The trip from there to mainstream benediction by CBS happened remarkably quickly (Slice had been involved in only three "legitimate" bouts), and required the construction of a contemporary Horatio Alger myth.
"Not that long ago, this man was homeless," Johnson told the audience. "Bathing in the ocean…using the bathroom wherever he was." (A bit too much information there)…
"They asked him, "Why do you fight?'
"'I fight for the money,'" he said.
(In an interview earlier in the week, Johnson went farther, making reference to the shaky U.S. economy, to the foreclosures and job losses, and painted Slice as a representative of the beleaguered American working class.)

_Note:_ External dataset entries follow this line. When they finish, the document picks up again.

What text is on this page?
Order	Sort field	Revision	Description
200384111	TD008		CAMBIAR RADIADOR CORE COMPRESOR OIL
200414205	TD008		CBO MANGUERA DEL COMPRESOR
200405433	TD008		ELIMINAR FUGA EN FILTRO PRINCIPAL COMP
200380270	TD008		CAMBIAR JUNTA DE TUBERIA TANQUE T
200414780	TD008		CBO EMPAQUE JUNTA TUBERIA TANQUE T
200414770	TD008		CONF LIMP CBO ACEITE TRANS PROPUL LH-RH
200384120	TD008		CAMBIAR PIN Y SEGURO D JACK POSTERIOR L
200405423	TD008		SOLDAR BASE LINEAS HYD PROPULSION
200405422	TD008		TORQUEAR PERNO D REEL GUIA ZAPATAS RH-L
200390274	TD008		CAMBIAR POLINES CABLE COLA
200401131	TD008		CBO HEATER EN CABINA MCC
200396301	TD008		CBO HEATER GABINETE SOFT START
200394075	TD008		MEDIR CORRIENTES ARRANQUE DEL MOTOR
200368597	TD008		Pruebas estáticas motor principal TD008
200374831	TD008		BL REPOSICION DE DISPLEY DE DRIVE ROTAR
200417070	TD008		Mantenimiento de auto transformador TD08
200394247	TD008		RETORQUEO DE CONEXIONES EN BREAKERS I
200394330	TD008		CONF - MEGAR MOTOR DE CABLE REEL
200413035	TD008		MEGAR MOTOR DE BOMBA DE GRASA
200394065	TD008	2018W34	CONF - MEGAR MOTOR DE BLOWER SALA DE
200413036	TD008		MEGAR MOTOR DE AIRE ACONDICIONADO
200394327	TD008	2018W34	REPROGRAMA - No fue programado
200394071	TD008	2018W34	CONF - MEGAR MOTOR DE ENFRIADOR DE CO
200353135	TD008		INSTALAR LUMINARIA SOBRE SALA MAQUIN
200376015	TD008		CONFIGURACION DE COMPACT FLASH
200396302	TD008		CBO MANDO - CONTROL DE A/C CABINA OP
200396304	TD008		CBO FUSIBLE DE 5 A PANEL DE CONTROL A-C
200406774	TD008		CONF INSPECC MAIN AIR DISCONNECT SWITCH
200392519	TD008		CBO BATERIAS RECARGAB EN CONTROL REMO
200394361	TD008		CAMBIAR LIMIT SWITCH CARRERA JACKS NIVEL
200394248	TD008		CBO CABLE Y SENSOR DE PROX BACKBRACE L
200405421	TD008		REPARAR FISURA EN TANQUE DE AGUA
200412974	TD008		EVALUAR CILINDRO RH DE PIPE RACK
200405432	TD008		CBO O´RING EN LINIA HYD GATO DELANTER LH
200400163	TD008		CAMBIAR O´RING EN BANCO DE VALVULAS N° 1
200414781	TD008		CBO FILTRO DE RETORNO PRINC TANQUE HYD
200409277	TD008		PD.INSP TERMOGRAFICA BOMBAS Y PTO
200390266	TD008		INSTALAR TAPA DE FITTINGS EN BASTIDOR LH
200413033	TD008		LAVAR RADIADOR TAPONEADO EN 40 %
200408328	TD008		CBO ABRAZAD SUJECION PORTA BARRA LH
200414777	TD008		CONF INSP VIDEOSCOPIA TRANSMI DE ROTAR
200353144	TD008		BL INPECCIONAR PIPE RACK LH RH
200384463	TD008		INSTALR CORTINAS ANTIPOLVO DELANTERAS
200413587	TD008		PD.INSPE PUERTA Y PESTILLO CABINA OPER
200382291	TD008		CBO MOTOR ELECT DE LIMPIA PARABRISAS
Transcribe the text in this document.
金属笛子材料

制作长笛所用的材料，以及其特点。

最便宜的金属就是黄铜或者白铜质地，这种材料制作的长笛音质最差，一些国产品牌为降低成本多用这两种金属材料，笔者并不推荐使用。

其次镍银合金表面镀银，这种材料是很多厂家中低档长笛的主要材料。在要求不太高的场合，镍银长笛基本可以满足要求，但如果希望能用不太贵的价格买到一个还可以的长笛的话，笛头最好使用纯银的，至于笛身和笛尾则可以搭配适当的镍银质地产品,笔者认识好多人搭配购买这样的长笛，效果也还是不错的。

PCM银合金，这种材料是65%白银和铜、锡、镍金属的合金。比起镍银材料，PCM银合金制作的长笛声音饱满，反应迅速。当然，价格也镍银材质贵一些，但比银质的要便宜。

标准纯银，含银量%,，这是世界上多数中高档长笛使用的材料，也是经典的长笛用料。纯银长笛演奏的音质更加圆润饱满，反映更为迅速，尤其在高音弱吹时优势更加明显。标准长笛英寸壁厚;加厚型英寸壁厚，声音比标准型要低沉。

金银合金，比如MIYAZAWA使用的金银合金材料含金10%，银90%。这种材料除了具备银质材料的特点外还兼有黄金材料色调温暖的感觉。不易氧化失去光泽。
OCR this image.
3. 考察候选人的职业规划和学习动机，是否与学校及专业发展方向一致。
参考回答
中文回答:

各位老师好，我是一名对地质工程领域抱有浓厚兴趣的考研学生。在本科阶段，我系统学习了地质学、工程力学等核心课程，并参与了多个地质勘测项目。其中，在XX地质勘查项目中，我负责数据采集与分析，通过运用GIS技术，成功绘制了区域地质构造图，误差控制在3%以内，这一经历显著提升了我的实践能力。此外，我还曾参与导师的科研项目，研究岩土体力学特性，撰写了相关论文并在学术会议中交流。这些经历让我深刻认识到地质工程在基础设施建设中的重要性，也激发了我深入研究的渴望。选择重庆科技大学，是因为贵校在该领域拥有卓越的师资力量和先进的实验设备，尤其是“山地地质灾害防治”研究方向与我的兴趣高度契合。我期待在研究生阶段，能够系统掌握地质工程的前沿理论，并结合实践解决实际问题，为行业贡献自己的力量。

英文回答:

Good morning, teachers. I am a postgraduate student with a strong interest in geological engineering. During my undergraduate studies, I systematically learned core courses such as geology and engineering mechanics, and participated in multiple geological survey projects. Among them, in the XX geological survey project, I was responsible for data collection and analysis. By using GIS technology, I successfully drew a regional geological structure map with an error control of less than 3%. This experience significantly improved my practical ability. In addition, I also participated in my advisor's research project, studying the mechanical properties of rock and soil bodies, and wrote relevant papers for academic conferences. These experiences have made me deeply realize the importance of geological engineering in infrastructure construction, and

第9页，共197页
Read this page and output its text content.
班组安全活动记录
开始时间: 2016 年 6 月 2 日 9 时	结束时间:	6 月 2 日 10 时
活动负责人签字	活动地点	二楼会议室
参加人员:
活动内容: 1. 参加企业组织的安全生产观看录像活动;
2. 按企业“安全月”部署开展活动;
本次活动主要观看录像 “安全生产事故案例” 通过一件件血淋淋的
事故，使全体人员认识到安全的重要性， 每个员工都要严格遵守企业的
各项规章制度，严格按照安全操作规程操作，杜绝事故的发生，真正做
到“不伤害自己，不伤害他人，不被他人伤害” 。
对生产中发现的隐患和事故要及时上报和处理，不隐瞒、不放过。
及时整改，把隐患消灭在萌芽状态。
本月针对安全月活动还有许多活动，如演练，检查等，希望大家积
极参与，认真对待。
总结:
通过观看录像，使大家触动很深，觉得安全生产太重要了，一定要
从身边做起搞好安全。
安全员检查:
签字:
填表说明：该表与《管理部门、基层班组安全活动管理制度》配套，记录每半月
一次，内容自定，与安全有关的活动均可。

Once upon a time, they tried to soften and racially neutralize Mike Tyson's image by telling the story of his kindly aged white mentor/trainer, about how he raised pigeons, about how outside the ring he was smarter and gentler than anyone would have imagined.
With Slice, they're not bothering with anything like that. He's not nicer and gentler than anyone would imagine. But there's a good reason for it.
The problem was that on Saturday, he didn't really deliver the goods. Matched against an opponent chosen specifically because he had a history of being knocked out in spectacular fashion, Slice struggled mightily. He was hopeless when taken to the ground. He was completely out of gas by the third round, when Thompson's glass ear let him down. Temporarily stunned, Thompson absorbed some hard shots from Slice, and then the referee leaped in just as fast as he could to preserve the desired ending.
But how do you re-invent the character called Kimbo Slice when in the end he looked more relieved and shaken than triumphant, more intimidated than intimidating, out of place under the big spotlight, miscast, almost a sympathetic figure? Better get to work on that script.